ICE moved to the Slurm scheduler, a process already completed on PACE’s Phoenix and Hive research clusters. This aligned ICE with the research clusters and provides a more reliable scheduler. PACE also update all software on ICE, again matching the new environment on the research clusters.
The College of Computing and PACE collaborated to purchase a Lustre parallel filesystem, much like the one on the Phoenix research cluster, to provide new faster storage for ICE. This device provides faster performance than the home directories on ICE and is set up as scratch space for temporary storage.

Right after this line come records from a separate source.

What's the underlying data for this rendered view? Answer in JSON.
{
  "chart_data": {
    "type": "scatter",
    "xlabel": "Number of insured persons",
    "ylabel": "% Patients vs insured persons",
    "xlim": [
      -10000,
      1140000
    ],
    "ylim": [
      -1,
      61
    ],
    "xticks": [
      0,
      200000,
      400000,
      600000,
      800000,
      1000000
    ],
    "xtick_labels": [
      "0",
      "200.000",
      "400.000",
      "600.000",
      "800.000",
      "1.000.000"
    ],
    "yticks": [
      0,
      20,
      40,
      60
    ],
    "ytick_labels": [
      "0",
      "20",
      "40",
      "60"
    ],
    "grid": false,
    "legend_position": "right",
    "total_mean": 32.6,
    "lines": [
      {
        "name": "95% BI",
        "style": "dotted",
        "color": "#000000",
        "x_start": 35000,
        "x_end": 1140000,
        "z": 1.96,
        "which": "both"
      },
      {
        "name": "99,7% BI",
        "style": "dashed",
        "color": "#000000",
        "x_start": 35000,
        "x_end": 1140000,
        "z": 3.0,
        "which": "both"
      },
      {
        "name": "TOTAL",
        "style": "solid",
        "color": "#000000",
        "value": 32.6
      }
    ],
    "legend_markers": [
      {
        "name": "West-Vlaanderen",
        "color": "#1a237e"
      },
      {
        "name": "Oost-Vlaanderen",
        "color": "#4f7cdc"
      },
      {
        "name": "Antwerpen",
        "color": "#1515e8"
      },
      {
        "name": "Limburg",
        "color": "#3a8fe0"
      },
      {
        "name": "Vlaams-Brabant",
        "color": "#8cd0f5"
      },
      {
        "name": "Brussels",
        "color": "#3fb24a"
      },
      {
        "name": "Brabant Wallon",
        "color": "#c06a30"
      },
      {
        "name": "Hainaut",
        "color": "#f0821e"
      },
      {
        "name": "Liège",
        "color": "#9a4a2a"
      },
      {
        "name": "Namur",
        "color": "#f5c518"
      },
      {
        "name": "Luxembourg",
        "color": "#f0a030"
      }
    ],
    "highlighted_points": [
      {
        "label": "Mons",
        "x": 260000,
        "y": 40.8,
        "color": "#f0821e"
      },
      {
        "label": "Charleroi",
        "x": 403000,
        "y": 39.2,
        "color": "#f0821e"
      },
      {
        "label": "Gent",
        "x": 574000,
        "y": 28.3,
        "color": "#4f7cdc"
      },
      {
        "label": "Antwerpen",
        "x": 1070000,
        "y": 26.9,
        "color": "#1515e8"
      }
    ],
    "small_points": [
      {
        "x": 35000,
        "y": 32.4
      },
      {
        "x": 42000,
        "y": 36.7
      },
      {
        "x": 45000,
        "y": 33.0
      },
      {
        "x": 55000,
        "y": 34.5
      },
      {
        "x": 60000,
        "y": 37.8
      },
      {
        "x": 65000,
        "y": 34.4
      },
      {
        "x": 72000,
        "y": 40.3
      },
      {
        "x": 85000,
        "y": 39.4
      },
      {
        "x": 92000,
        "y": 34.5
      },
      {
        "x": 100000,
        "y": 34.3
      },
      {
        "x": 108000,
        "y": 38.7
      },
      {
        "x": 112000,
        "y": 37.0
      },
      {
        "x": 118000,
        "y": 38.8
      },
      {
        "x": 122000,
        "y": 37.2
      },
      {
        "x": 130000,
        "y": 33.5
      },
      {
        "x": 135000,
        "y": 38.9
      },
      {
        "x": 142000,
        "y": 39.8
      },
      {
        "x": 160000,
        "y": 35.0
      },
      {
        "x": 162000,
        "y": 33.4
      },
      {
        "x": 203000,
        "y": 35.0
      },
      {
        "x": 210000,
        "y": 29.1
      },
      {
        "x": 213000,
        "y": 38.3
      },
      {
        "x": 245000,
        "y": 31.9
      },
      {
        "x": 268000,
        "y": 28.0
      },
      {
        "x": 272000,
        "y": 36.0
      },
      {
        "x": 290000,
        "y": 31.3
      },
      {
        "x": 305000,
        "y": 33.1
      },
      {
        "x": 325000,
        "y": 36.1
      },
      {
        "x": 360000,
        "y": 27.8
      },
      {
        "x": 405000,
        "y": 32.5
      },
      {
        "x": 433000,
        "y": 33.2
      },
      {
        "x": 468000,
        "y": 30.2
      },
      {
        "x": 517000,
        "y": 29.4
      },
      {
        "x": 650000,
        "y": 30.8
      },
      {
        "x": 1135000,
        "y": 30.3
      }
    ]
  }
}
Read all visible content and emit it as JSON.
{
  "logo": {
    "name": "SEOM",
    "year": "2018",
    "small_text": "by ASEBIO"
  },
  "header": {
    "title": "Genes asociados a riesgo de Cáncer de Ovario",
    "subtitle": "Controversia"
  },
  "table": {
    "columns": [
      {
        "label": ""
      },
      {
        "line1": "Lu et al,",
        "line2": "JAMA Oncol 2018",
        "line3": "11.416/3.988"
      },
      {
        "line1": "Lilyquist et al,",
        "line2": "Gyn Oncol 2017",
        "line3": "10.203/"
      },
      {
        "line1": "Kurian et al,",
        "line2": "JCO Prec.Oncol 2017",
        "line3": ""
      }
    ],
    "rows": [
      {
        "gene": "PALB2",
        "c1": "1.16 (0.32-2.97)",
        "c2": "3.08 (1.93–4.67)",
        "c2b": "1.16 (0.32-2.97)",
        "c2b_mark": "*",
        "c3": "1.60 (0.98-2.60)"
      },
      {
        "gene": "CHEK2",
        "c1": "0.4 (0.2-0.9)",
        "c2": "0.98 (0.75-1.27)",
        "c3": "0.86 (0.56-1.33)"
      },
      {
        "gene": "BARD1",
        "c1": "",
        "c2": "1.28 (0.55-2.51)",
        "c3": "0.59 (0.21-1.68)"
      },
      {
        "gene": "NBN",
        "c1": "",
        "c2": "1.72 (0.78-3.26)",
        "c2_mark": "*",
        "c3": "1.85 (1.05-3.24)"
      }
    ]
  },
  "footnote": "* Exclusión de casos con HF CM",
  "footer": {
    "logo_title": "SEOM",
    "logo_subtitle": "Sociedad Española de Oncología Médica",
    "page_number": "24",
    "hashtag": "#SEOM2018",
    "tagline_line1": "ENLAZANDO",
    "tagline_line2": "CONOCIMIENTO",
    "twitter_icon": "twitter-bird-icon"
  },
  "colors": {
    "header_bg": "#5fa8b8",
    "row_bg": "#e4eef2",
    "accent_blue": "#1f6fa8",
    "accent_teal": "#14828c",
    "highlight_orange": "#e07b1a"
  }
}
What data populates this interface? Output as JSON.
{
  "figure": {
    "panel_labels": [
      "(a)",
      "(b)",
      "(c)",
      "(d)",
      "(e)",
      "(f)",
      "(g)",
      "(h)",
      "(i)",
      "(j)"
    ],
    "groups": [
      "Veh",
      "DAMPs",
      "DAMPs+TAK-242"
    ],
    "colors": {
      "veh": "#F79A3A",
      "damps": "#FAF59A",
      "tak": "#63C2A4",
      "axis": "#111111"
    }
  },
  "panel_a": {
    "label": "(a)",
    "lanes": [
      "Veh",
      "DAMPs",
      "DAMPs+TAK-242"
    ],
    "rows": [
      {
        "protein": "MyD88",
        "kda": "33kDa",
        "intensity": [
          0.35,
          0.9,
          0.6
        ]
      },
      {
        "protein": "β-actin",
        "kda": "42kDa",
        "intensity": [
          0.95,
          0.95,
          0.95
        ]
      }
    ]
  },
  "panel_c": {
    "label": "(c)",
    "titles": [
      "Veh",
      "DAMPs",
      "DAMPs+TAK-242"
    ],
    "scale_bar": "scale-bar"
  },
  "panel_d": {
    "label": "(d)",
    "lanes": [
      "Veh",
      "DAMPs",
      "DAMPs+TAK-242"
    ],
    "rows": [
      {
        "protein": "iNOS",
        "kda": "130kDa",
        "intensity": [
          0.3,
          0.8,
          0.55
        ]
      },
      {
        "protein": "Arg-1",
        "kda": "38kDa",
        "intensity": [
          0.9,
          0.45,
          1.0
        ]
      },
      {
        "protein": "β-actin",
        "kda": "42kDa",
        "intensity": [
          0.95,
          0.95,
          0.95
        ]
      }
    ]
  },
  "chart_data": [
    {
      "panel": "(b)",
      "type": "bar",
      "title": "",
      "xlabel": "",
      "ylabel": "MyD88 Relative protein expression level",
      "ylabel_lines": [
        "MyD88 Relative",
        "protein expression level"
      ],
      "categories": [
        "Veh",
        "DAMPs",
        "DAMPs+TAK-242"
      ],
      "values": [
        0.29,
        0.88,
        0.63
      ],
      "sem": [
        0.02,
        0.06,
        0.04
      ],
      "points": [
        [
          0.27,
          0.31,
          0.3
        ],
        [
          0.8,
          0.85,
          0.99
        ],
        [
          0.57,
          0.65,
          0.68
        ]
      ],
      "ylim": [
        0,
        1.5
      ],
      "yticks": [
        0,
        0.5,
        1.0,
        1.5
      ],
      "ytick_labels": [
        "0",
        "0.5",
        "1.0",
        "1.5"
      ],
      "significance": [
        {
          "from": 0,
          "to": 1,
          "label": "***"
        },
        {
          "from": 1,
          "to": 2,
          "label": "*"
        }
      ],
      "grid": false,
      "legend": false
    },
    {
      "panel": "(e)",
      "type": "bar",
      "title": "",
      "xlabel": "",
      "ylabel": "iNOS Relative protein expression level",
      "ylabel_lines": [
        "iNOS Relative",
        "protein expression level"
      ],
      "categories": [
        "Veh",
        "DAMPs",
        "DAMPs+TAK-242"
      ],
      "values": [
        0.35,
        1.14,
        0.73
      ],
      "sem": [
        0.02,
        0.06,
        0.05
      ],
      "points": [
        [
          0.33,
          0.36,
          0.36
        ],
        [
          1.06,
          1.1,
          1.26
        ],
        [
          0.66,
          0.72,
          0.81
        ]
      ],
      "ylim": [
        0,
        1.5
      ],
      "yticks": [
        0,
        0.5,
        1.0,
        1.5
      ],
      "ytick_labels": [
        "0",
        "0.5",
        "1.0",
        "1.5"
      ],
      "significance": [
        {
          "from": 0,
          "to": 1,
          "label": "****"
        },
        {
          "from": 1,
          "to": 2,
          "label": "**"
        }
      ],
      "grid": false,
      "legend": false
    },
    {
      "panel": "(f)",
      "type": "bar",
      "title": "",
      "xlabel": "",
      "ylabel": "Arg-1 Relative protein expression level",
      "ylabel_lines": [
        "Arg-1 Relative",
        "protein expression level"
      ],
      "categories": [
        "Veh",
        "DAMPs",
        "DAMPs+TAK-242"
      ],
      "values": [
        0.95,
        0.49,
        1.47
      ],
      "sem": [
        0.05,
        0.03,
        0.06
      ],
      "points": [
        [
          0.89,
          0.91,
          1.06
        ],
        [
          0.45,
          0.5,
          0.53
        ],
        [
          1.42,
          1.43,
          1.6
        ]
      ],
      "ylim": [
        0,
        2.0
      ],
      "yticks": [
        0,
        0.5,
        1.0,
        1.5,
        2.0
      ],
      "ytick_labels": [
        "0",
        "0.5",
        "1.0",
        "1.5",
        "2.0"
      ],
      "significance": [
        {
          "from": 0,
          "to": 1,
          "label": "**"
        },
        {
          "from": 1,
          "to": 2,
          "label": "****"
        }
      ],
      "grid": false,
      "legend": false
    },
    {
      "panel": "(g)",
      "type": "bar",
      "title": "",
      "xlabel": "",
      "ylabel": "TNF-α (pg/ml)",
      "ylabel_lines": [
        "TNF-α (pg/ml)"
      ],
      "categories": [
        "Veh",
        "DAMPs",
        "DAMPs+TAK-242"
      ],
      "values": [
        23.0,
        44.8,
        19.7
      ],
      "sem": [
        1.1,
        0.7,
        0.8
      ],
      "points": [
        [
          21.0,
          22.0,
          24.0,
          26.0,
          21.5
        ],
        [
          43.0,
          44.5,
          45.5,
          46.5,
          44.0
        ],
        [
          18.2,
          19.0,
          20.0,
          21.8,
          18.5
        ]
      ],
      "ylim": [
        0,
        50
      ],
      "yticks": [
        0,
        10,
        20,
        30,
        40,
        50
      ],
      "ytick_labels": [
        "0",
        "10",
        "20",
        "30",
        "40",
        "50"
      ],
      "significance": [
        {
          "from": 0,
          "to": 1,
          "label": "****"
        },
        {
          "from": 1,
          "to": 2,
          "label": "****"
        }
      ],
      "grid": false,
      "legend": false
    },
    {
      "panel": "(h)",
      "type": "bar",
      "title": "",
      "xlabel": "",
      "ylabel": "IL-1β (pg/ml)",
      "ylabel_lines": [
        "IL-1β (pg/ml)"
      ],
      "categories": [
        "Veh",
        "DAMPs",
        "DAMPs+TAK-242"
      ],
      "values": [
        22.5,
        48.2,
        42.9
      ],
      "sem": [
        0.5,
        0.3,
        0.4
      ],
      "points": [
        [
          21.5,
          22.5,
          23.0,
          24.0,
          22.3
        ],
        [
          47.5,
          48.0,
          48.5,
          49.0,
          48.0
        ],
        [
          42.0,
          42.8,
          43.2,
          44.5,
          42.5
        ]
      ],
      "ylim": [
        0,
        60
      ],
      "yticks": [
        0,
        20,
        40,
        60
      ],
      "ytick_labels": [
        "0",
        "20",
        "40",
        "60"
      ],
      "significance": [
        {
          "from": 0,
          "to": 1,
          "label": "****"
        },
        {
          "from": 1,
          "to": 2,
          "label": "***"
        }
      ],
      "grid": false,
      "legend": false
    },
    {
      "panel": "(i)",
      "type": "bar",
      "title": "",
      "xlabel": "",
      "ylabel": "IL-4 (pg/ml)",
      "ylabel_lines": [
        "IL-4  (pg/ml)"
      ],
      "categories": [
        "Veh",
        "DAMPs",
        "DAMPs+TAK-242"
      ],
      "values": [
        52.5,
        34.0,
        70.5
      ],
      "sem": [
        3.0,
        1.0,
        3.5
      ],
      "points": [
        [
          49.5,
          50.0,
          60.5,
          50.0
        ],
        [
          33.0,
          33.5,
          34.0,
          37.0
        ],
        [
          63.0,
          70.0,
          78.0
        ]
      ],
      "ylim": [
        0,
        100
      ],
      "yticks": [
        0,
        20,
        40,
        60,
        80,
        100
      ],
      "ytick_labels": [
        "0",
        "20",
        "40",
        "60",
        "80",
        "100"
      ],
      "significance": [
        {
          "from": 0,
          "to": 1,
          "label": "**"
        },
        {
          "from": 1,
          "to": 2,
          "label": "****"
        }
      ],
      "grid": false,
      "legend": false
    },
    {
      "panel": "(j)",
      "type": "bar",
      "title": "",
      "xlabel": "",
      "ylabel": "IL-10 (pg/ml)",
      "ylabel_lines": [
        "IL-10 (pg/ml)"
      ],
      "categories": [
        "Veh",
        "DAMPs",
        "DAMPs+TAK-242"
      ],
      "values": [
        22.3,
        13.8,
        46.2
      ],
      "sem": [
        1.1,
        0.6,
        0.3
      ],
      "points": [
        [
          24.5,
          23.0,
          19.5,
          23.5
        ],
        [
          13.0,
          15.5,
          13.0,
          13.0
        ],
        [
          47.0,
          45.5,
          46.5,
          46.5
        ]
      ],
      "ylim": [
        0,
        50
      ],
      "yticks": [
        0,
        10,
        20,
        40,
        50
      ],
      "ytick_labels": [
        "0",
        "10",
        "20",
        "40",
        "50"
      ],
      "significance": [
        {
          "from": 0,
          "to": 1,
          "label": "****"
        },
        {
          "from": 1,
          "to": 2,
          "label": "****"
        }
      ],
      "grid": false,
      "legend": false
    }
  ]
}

In another collaboration with CoC, PACE merged PACE-ICE and COC-ICE to form the new ICE. Overflow between nodes increases availability of resources for all courses and decreases wait times while preserving priority for CoC courses on former COC-ICE nodes and for other colleges’ courses on former PACE-ICE nodes. Students will also have the opportunity to experiment with the additional GPU architectures added to COC-ICE in the past year, including Nvidia A40 and A100 and AMD MI210 architectures.
With a new scheduler, software environment, and storage, the merged ICE cluster provides an enhanced experience for Georgia Tech students building skills in scientific computing.